Enumérons encore : le maréchal de camp baron Louis Salabert (1768-1820) ; le général de brigade François Jeannet, né en 1769 ; le maréchal de camp Antoine Grenier, né en 1772, frère du général ; le général inspecteur de l’infanterie Jean-François Toussaint (1772-1827), fils d’un pharmacien ; de Favart, lieutenant général des armées du Roi, gouverneur de Lille, puis de Metz sous la Restauration ; le général Noblet de Chermont qui fut gouverneur de la Martinique ; le chevalier Thierry, général de brigade, né en 1755, fils d’un armurier ; l’intendant militaire de lreclasse Louis Régnier ; le général baron J.-Antoine Redeler, né en 1760 ; son père était maçon. Le colonel de la vieille Garde Mathias Leistenschneider, né à Sarrelouis le 12 août 1762 ; son père fut le créateur de la première imprimerie de Sarrelouis. Il mourut en 1813, à Mayence, des suites de la campagne de Russie. Le général de division Beltramin, né vers 1784 ; le chevalier Raindre, né la même année, général de brigade ; l’intendant militaire Worms de Rumilly ; les commissaires des guerres Hautz, de Salverte, Henriet, Wagner, qui fut administrateur de la Moselle en 1792-1793.

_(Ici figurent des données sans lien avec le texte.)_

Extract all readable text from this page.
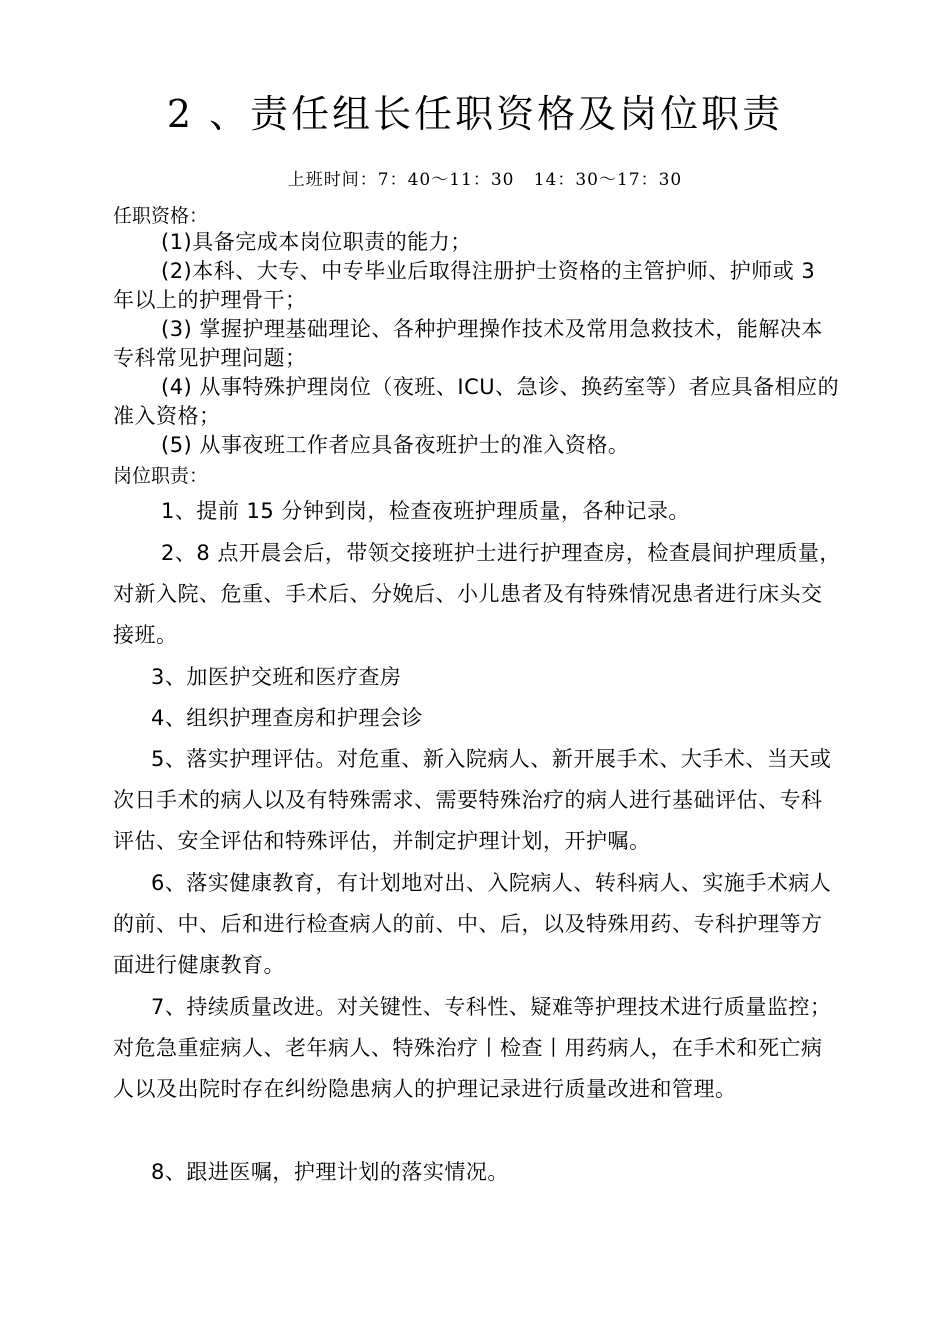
2 、责任组长任职资格及岗位职责
上班时间：7：40～11：30   14：30～17：30
任职资格：
(1)具备完成本岗位职责的能力；
(2)本科、大专、中专毕业后取得注册护士资格的主管护师、护师或 3 年以上的护理骨干；
(3) 掌握护理基础理论、各种护理操作技术及常用急救技术，能解决本专科常见护理问题；
(4) 从事特殊护理岗位（夜班、ICU、急诊、换药室等）者应具备相应的准入资格；
(5) 从事夜班工作者应具备夜班护士的准入资格。
岗位职责：
1、提前 15 分钟到岗，检查夜班护理质量，各种记录。
2、8 点开晨会后，带领交接班护士进行护理查房，检查晨间护理质量，对新入院、危重、手术后、分娩后、小儿患者及有特殊情况患者进行床头交接班。
3、加医护交班和医疗查房
4、组织护理查房和护理会诊
5、落实护理评估。对危重、新入院病人、新开展手术、大手术、当天或次日手术的病人以及有特殊需求、需要特殊治疗的病人进行基础评估、专科评估、安全评估和特殊评估，并制定护理计划，开护嘱。
6、落实健康教育，有计划地对出、入院病人、转科病人、实施手术病人的前、中、后和进行检查病人的前、中、后，以及特殊用药、专科护理等方面进行健康教育。
7、持续质量改进。对关键性、专科性、疑难等护理技术进行质量监控；对危急重症病人、老年病人、特殊治疗丨检查丨用药病人，在手术和死亡病人以及出院时存在纠纷隐患病人的护理记录进行质量改进和管理。
8、跟进医嘱，护理计划的落实情况。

Adolphe de Lasalle, né à Sarrelouis en 1762, lieutenant général, habitait Sarreguemines lorsqu’il fut élu député du Tiers-Etat aux Etats généraux, par Sarrelouis et Metz, en 1789. Le célèbre général comte de Lasalle, qui naquit à Metz, était un membre de la même famille. Son père, né à Sarrelouis, remplit la charge de commissaire ordonnateur des guerres, dans la province des Trois-Evêchés. Les colonels Chartener, Flosse, Héguy, Mathis, baron Richard, Denis, Winter, Jung étaient Sarrelouisiens ; et plus près de nous, le général du génie Peaucellier, fils d’un médecin de Sarrelouis ; ne le 16 juin 1832, il mourut en 1912.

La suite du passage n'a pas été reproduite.